For businesses, this is probably going to be a tough year for tourism, oil drilling, and sports, for example, but those industries have been hit hard before and still exist today. In fact, for many parts of our economy, business will continue even if large numbers of people are asked to stay home for a period of time. More and more of the work done by American professionals can be done remotely, thanks to technology.
On that note, at Exchange Capital, we have spent years incrementally building out our staff, technology, and processes to allow our team to work in various conditions. While we will miss the in-person office banter, our business can function at a very high level under many different scenarios, including this one.
I do worry about employees and small business owners in our communities who can not continue to work during this time. Layoffs and bankruptcies caused by a short-term cash crunch is not good for them, their creditors, or the economy. Washington is considering policies to help relieve the pressure on these folks.
On this point, though, you might be able to help mitigate the problem. If you have any individual service providers, such as a house cleaner, a personal trainer, or your daughter’s piano teacher, you might be missing some appointments in the next month or two. If you can afford it, pay them something anyway. Even from a self-serving perspective, it will earn you a lot of goodwill.

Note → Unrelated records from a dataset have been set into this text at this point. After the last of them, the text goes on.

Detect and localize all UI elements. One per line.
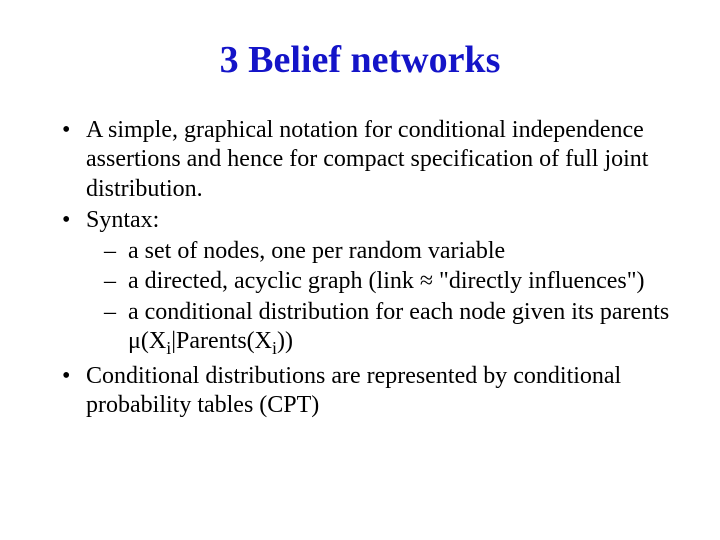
bullet-text: A simple, graphical notation for conditi…: [86, 117, 648, 202]
formula-text: (X: [141, 328, 166, 354]
formula-text: |Parents(X: [171, 328, 272, 354]
sub-bullet-text-pre: a conditional distribution for each node…: [128, 299, 669, 325]
sub-bullet-text-post: "directly influences"): [433, 268, 645, 294]
sub-bullet-text: a set of nodes, one per random variable: [128, 238, 505, 264]
sub-bullet-text-pre: a directed, acyclic graph (link: [128, 268, 420, 294]
sub-bullet-item: a directed, acyclic graph (link ≈ "direc…: [104, 267, 680, 296]
formula-text: )): [277, 328, 293, 354]
bullet-item: Conditional distributions are represente…: [62, 362, 680, 421]
bullet-item: Syntax: a set of nodes, one per random v…: [62, 206, 680, 360]
approx-symbol: ≈: [420, 268, 433, 294]
bullet-text: Conditional distributions are represente…: [86, 363, 621, 418]
bullet-item: A simple, graphical notation for conditi…: [62, 116, 680, 204]
sub-bullet-list: a set of nodes, one per random variable …: [86, 237, 680, 360]
sub-bullet-item: a set of nodes, one per random variable: [104, 237, 680, 266]
bullet-list: A simple, graphical notation for conditi…: [40, 116, 680, 420]
slide-title: 3 Belief networks: [40, 38, 680, 82]
mu-symbol: μ: [128, 328, 141, 354]
sub-bullet-item: a conditional distribution for each node…: [104, 298, 680, 360]
slide: 3 Belief networks A simple, graphical no…: [0, 0, 720, 540]
bullet-text: Syntax:: [86, 207, 159, 233]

I am not an epidemiologist, so I won’t try to get into the weeds here. I do have a little advice, which applies to all emergency planning. Think back to past community emergencies that have affected you. What went wrong and right for you? I am confident you learned something from those experiences that can be helpful today. For me, I think of Hurricane Andrew in 1992, 9/11, the power outage of 2003, and the Boston Marathon bombing in 2013.
The most sensible things I've learned for us all to do right now: wash your hands more, touch your face less, definitely stay home if you feel sick or have been exposed to someone who is sick, and stay away from other people as much as possible.